If you are having to find new work every 1-3 years because the studio shut down, you are likely spending most of your savings as you search for the next job. And you are less likely to invest in a home, making your chances of building equity for retirement very low. That means that your time there is kind of a wash.
It’s around that time that you start asking yourself if it’s worth it. Working for a larger studio might improve your employment stability but it would likely mean uprooting your family into one of the gaming mecca’s where most of the large publishers house their developers. Seattle, San Francisco, LA, Austin, and NYC; those are your choices.

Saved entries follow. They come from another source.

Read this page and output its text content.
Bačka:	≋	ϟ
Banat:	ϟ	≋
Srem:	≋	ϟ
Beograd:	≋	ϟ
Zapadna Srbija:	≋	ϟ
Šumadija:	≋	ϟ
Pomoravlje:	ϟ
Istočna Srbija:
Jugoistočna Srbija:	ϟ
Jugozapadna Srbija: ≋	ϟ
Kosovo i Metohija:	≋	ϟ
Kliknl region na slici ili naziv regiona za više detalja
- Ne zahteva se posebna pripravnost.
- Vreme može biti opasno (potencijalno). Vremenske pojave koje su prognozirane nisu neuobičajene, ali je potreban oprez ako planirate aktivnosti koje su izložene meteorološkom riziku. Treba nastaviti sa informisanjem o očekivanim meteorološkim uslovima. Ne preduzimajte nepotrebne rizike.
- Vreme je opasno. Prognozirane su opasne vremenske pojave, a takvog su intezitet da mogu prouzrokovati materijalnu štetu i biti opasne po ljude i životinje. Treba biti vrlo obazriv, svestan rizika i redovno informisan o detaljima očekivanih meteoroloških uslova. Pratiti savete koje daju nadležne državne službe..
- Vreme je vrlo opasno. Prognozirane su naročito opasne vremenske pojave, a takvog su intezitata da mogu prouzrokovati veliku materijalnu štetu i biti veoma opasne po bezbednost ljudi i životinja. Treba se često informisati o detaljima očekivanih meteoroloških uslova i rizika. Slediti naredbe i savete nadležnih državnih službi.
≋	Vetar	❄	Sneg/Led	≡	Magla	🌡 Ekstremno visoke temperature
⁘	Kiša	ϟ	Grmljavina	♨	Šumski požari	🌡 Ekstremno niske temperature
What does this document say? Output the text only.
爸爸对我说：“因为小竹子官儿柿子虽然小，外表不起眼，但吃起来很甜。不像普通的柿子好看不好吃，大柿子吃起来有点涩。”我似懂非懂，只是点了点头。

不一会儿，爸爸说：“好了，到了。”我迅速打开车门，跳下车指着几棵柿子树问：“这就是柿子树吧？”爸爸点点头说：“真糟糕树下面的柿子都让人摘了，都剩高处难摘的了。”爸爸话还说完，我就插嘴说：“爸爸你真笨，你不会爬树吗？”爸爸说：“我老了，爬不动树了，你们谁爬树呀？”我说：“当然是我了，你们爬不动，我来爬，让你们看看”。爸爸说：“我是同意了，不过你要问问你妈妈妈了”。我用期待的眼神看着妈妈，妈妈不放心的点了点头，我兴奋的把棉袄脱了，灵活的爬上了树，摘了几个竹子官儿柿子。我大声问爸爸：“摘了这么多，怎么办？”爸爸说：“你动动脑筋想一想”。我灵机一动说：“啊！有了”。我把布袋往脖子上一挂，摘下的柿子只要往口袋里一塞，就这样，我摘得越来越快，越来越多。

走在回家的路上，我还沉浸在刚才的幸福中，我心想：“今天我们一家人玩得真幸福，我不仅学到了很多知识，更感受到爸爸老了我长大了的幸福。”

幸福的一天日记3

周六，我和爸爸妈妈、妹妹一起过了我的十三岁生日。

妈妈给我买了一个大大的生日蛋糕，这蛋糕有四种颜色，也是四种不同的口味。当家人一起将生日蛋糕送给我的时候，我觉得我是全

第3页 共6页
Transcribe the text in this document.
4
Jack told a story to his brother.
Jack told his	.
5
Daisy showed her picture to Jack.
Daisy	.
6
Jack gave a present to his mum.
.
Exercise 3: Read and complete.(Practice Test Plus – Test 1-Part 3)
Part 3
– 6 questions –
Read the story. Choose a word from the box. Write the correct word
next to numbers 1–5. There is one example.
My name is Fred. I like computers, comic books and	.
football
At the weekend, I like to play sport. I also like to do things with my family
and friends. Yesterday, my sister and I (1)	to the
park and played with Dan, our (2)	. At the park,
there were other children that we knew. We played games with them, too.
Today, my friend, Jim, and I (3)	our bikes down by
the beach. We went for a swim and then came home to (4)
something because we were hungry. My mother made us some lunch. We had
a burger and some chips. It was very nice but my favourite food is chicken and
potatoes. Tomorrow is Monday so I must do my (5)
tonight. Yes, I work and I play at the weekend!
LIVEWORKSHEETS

Otherwise your chances of stable game development in an affordable town become nearly zero. They do exist out there, but they may also be the only gig in town; are you prepared to uproot again if things don’t work out? For a single guy who is renting an empty 1-bed apartment with a blowup mattress, this is nothing. For a husband, and father trying to provide some stability at home, this is soul crushing.
I consider myself an anomaly to have lasted at the same company for almost 12 years. Though there were rough times, more specifically, I consider it an anomaly that the company remained operational for those years. I lived through a lot of layoffs that swept the company and it was my turn. Now I have to ask myself if I want to be back in that fight for a game job or if I want to search for more stable ground, a place that won’t have me questioning every month if this is the month that puts me back on the market, again.